Note that the stack trace is printed on the next safepoint poll and therefore might not be accurate.
graalvm/bin/js --engine.TraceStackTraceInterval=1000 js-benchmarks/harness.js -- octane-deltablue.js
Prints the following output:
[engine] Stack Trace Thread main: org.graalvm.polyglot.PolyglotException
at <js> BinaryConstraint.chooseMethod(octane-deltablue.js:359-381:9802-10557)
at <js> Constraint.satisfy(octane-deltablue.js:176:5253-5275)
at <js> Planner.incrementalAdd(octane-deltablue.js:597:16779-16802)
at <js> Constraint.addConstraint(octane-deltablue.js:165:4883-4910)
at <js> UnaryConstraint(octane-deltablue.js:219:6430-6449)
at <js> StayConstraint(octane-deltablue.js:297:8382-8431)
at <js> chainTest(octane-deltablue.js:817:23780-23828)
at <js> deltaBlue(octane-deltablue.js:883:25703-25716)
at <js> MeasureDefault(harness.js:552:20369-20383)
at <js> BenchmarkSuite.RunSingleBenchmark(harness.js:614:22538-22550)
at <js> RunNextBenchmark(harness.js:340:11560-11614)
at <js> RunStep(harness.js:141:5673-5686)
at <js> BenchmarkSuite.RunSuites(harness.js:160:6247-6255)
at <js> runBenchmarks(harness.js:686-688:24861-25023)
at <js> main(harness.js:734:26039-26085)
at <js> :program(harness.js:783:27470-27484)
at org.graalvm.polyglot.Context.eval(Context.java:348)
at com.oracle.truffle.js.shell.JSLauncher.executeScripts(JSLauncher.java:347)

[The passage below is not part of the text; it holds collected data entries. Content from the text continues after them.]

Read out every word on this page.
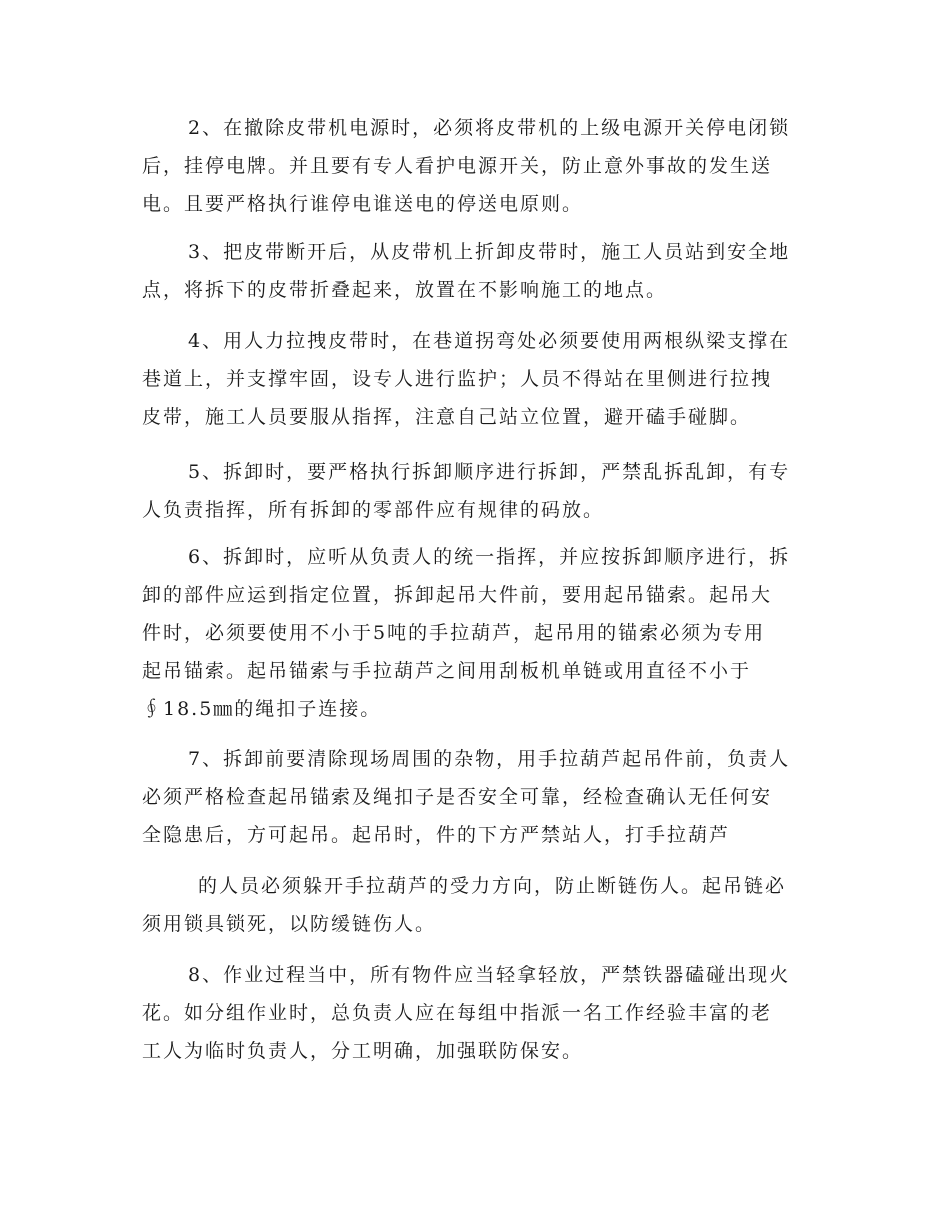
2、在撤除皮带机电源时，必须将皮带机的上级电源开关停电闭锁
后，挂停电牌。并且要有专人看护电源开关，防止意外事故的发生送
电。且要严格执行谁停电谁送电的停送电原则。
3、把皮带断开后，从皮带机上折卸皮带时，施工人员站到安全地
点，将拆下的皮带折叠起来，放置在不影响施工的地点。
4、用人力拉拽皮带时，在巷道拐弯处必须要使用两根纵梁支撑在
巷道上，并支撑牢固，设专人进行监护；人员不得站在里侧进行拉拽
皮带，施工人员要服从指挥，注意自己站立位置，避开磕手碰脚。
5、拆卸时，要严格执行拆卸顺序进行拆卸，严禁乱拆乱卸，有专
人负责指挥，所有拆卸的零部件应有规律的码放。
6、拆卸时，应听从负责人的统一指挥，并应按拆卸顺序进行，拆
卸的部件应运到指定位置，拆卸起吊大件前，要用起吊锚索。起吊大
件时，必须要使用不小于5吨的手拉葫芦，起吊用的锚索必须为专用
起吊锚索。起吊锚索与手拉葫芦之间用刮板机单链或用直径不小于
∮18.5㎜的绳扣子连接。
7、拆卸前要清除现场周围的杂物，用手拉葫芦起吊件前，负责人
必须严格检查起吊锚索及绳扣子是否安全可靠，经检查确认无任何安
全隐患后，方可起吊。起吊时，件的下方严禁站人，打手拉葫芦
的人员必须躲开手拉葫芦的受力方向，防止断链伤人。起吊链必
须用锁具锁死，以防缓链伤人。
8、作业过程当中，所有物件应当轻拿轻放，严禁铁器磕碰出现火
花。如分组作业时，总负责人应在每组中指派一名工作经验丰富的老
工人为临时负责人，分工明确，加强联防保安。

at com.oracle.truffle.js.shell.JSLauncher.launch(JSLauncher.java:88)
at org.graalvm.launcher.AbstractLanguageLauncher.launch(AbstractLanguageLauncher.java:124)
at org.graalvm.launcher.AbstractLanguageLauncher.launch(AbstractLanguageLauncher.java:71)

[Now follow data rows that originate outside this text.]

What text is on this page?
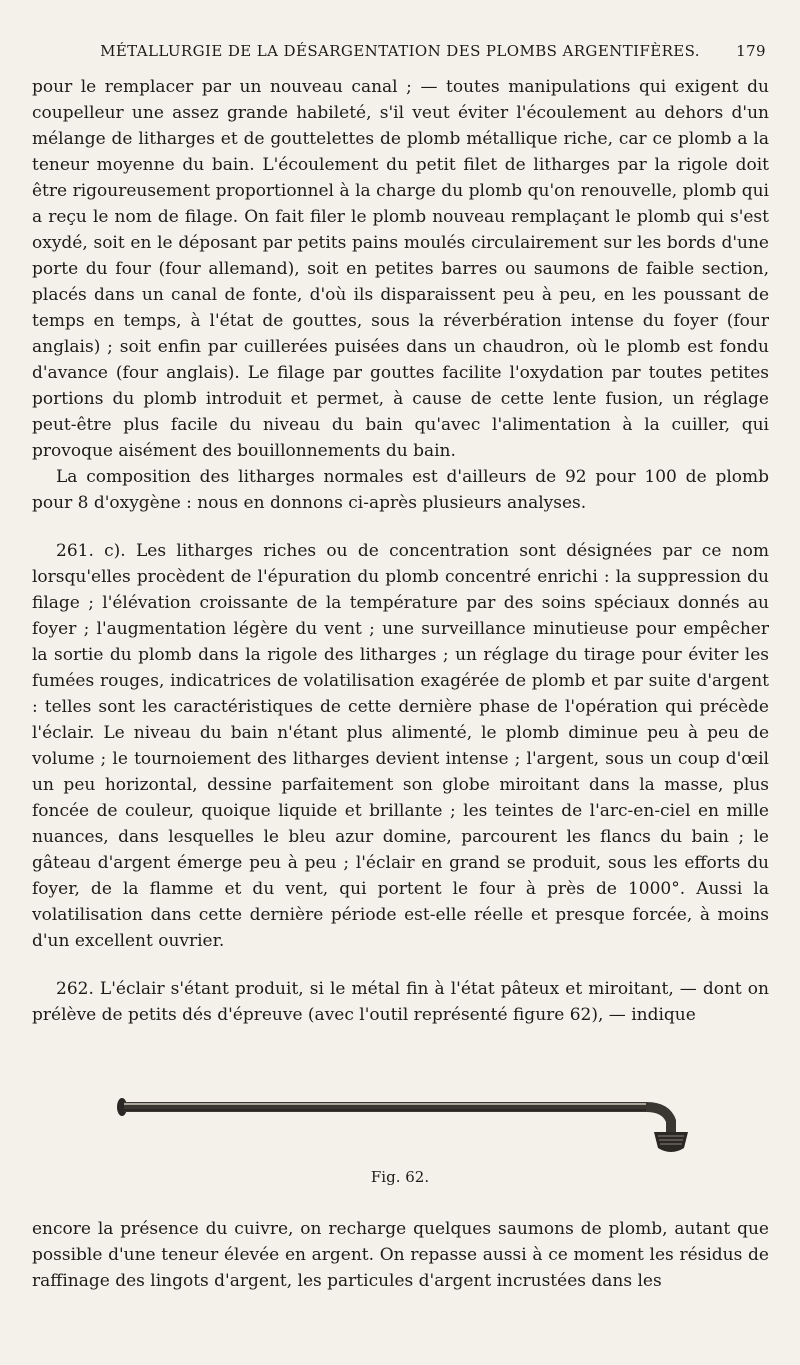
MÉTALLURGIE DE LA DÉSARGENTATION DES PLOMBS ARGENTIFÈRES.	179

pour le remplacer par un nouveau canal ; — toutes manipulations qui exigent du coupelleur une assez grande habileté, s'il veut éviter l'écoulement au dehors d'un mélange de litharges et de gouttelettes de plomb métallique riche, car ce plomb a la teneur moyenne du bain. L'écoulement du petit filet de litharges par la rigole doit être rigoureusement proportionnel à la charge du plomb qu'on renouvelle, plomb qui a reçu le nom de filage. On fait filer le plomb nouveau remplaçant le plomb qui s'est oxydé, soit en le déposant par petits pains moulés circulairement sur les bords d'une porte du four (four allemand), soit en petites barres ou saumons de faible section, placés dans un canal de fonte, d'où ils disparaissent peu à peu, en les poussant de temps en temps, à l'état de gouttes, sous la réverbération intense du foyer (four anglais) ; soit enfin par cuillerées puisées dans un chaudron, où le plomb est fondu d'avance (four anglais). Le filage par gouttes facilite l'oxydation par toutes petites portions du plomb introduit et permet, à cause de cette lente fusion, un réglage peut-être plus facile du niveau du bain qu'avec l'alimentation à la cuiller, qui provoque aisément des bouillonnements du bain.

La composition des litharges normales est d'ailleurs de 92 pour 100 de plomb pour 8 d'oxygène : nous en donnons ci-après plusieurs analyses.

261. c). Les litharges riches ou de concentration sont désignées par ce nom lorsqu'elles procèdent de l'épuration du plomb concentré enrichi : la suppression du filage ; l'élévation croissante de la température par des soins spéciaux donnés au foyer ; l'augmentation légère du vent ; une surveillance minutieuse pour empêcher la sortie du plomb dans la rigole des litharges ; un réglage du tirage pour éviter les fumées rouges, indicatrices de volatilisation exagérée de plomb et par suite d'argent : telles sont les caractéristiques de cette dernière phase de l'opération qui précède l'éclair. Le niveau du bain n'étant plus alimenté, le plomb diminue peu à peu de volume ; le tournoiement des litharges devient intense ; l'argent, sous un coup d'œil un peu horizontal, dessine parfaitement son globe miroitant dans la masse, plus foncée de couleur, quoique liquide et brillante ; les teintes de l'arc-en-ciel en mille nuances, dans lesquelles le bleu azur domine, parcourent les flancs du bain ; le gâteau d'argent émerge peu à peu ; l'éclair en grand se produit, sous les efforts du foyer, de la flamme et du vent, qui portent le four à près de 1000°. Aussi la volatilisation dans cette dernière période est-elle réelle et presque forcée, à moins d'un excellent ouvrier.

262. L'éclair s'étant produit, si le métal fin à l'état pâteux et miroitant, — dont on prélève de petits dés d'épreuve (avec l'outil représenté figure 62), — indique

Fig. 62.

encore la présence du cuivre, on recharge quelques saumons de plomb, autant que possible d'une teneur élevée en argent. On repasse aussi à ce moment les résidus de raffinage des lingots d'argent, les particules d'argent incrustées dans les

at com.oracle.truffle.js.shell.JSLauncher.main(JSLauncher.java:73)
[engine] Stack Trace Thread main: org.graalvm.polyglot.PolyglotException
at <js> EqualityConstraint.execute(octane-deltablue.js:528-530:14772-14830)
at <js> Plan.execute(octane-deltablue.js:781:22638-22648)

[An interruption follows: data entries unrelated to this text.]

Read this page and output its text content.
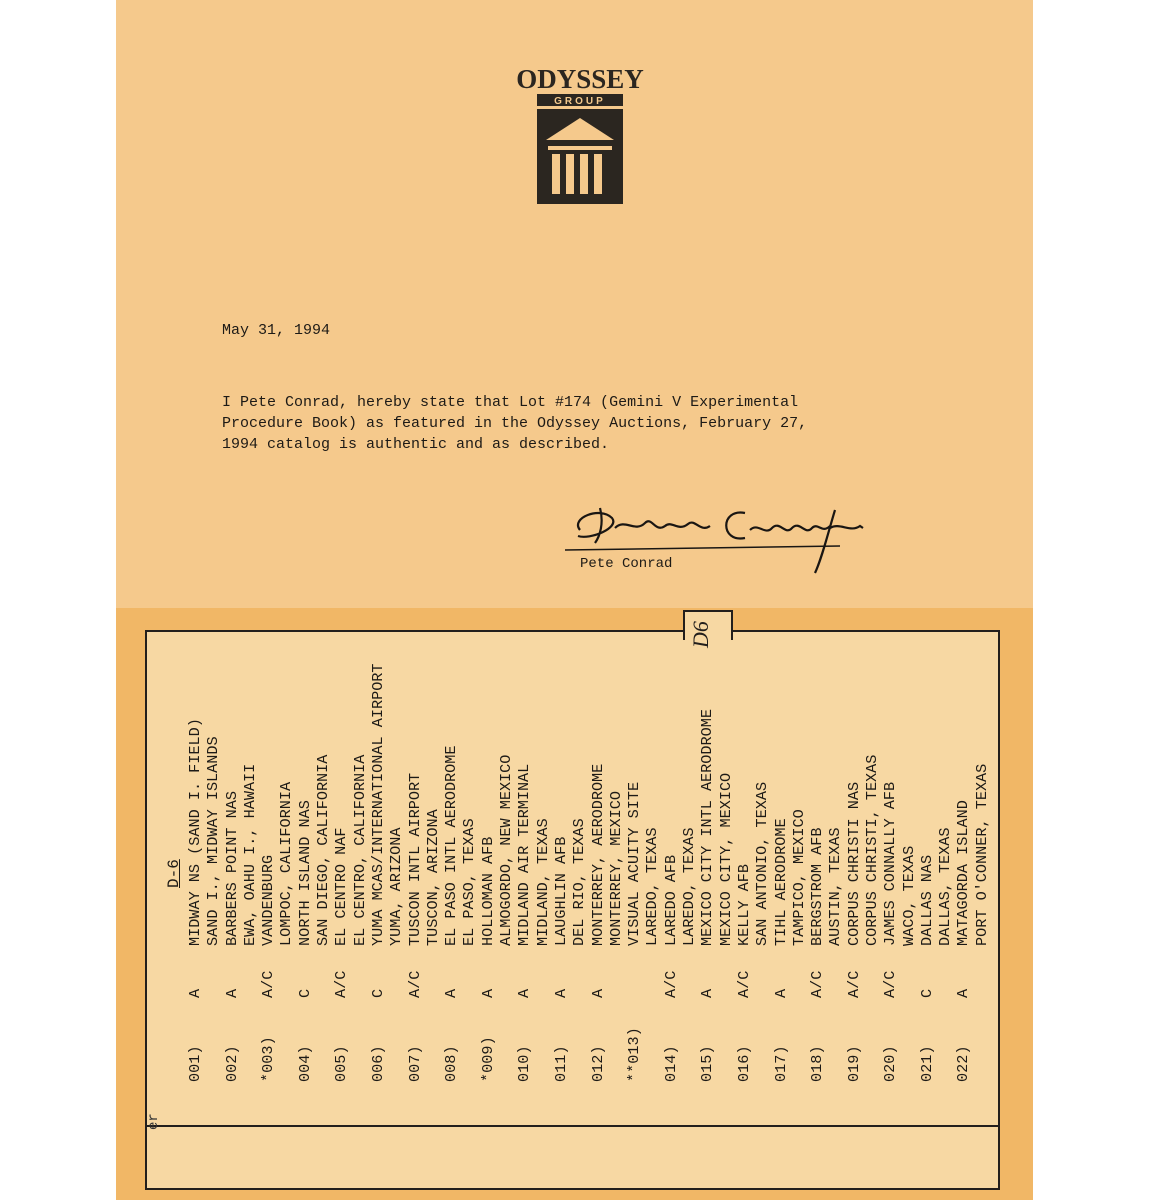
ODYSSEY
GROUP
May 31, 1994
I Pete Conrad, hereby state that Lot #174 (Gemini V Experimental
Procedure Book) as featured in the Odyssey Auctions, February 27,
1994 catalog is authentic and as described.
Pete Conrad
D6
D-6
er
001)
A
MIDWAY NS (SAND I. FIELD) SAND I., MIDWAY ISLANDS
002)
A
BARBERS POINT NAS EWA, OAHU I., HAWAII
*003)
A/C
VANDENBURG LOMPOC, CALIFORNIA
004)
C
NORTH ISLAND NAS SAN DIEGO, CALIFORNIA
005)
A/C
EL CENTRO NAF EL CENTRO, CALIFORNIA
006)
C
YUMA MCAS/INTERNATIONAL AIRPORT YUMA, ARIZONA
007)
A/C
TUSCON INTL AIRPORT TUSCON, ARIZONA
008)
A
EL PASO INTL AERODROME EL PASO, TEXAS
*009)
A
HOLLOMAN AFB ALMOGORDO, NEW MEXICO
010)
A
MIDLAND AIR TERMINAL MIDLAND, TEXAS
011)
A
LAUGHLIN AFB DEL RIO, TEXAS
012)
A
MONTERREY, AERODROME MONTERREY, MEXICO
**013)
VISUAL ACUITY SITE LAREDO, TEXAS
014)
A/C
LAREDO AFB LAREDO, TEXAS
015)
A
MEXICO CITY INTL AERODROME MEXICO CITY, MEXICO
016)
A/C
KELLY AFB SAN ANTONIO, TEXAS
017)
A
TIHL AERODROME TAMPICO, MEXICO
018)
A/C
BERGSTROM AFB AUSTIN, TEXAS
019)
A/C
CORPUS CHRISTI NAS CORPUS CHRISTI, TEXAS
020)
A/C
JAMES CONNALLY AFB WACO, TEXAS
021)
C
DALLAS NAS DALLAS, TEXAS
022)
A
MATAGORDA ISLAND PORT O'CONNER, TEXAS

at <js> chainTest(octane-deltablue.js:824:24064-24077)
at <js> deltaBlue(octane-deltablue.js:883:25703-25716)
at <js> MeasureDefault(harness.js:552:20369-20383)
at <js> BenchmarkSuite.RunSingleBenchmark(harness.js:614:22538-22550)
at <js> RunNextBenchmark(harness.js:340:11560-11614)
at <js> RunStep(harness.js:141:5673-5686)
at <js> BenchmarkSuite.RunSuites(harness.js:160:6247-6255)
at <js> runBenchmarks(harness.js:686-688:24861-25023)
at <js> main(harness.js:734:26039-26085)
at <js> :program(harness.js:783:27470-27484)
at org.graalvm.polyglot.Context.eval(Context.java:348)
at com.oracle.truffle.js.shell.JSLauncher.executeScripts(JSLauncher.java:347)
at com.oracle.truffle.js.shell.JSLauncher.launch(JSLauncher.java:88)
at org.graalvm.launcher.AbstractLanguageLauncher.launch(AbstractLanguageLauncher.java:124)
at org.graalvm.launcher.AbstractLanguageLauncher.launch(AbstractLanguageLauncher.java:71)
at com.oracle.truffle.js.shell.JSLauncher.main(JSLauncher.java:73)
Further Reading
Daloze, Benoit, Chris Seaton, Daniele Bonetta, and Hanspeter Mössenböck. “Techniques and applications for guest-language safepoints.” In Proceedings of the 10th Workshop on Implementation, Compilation, Optimization of Object-Oriented Languages, Programs and Systems, pp. 1-10. 2015.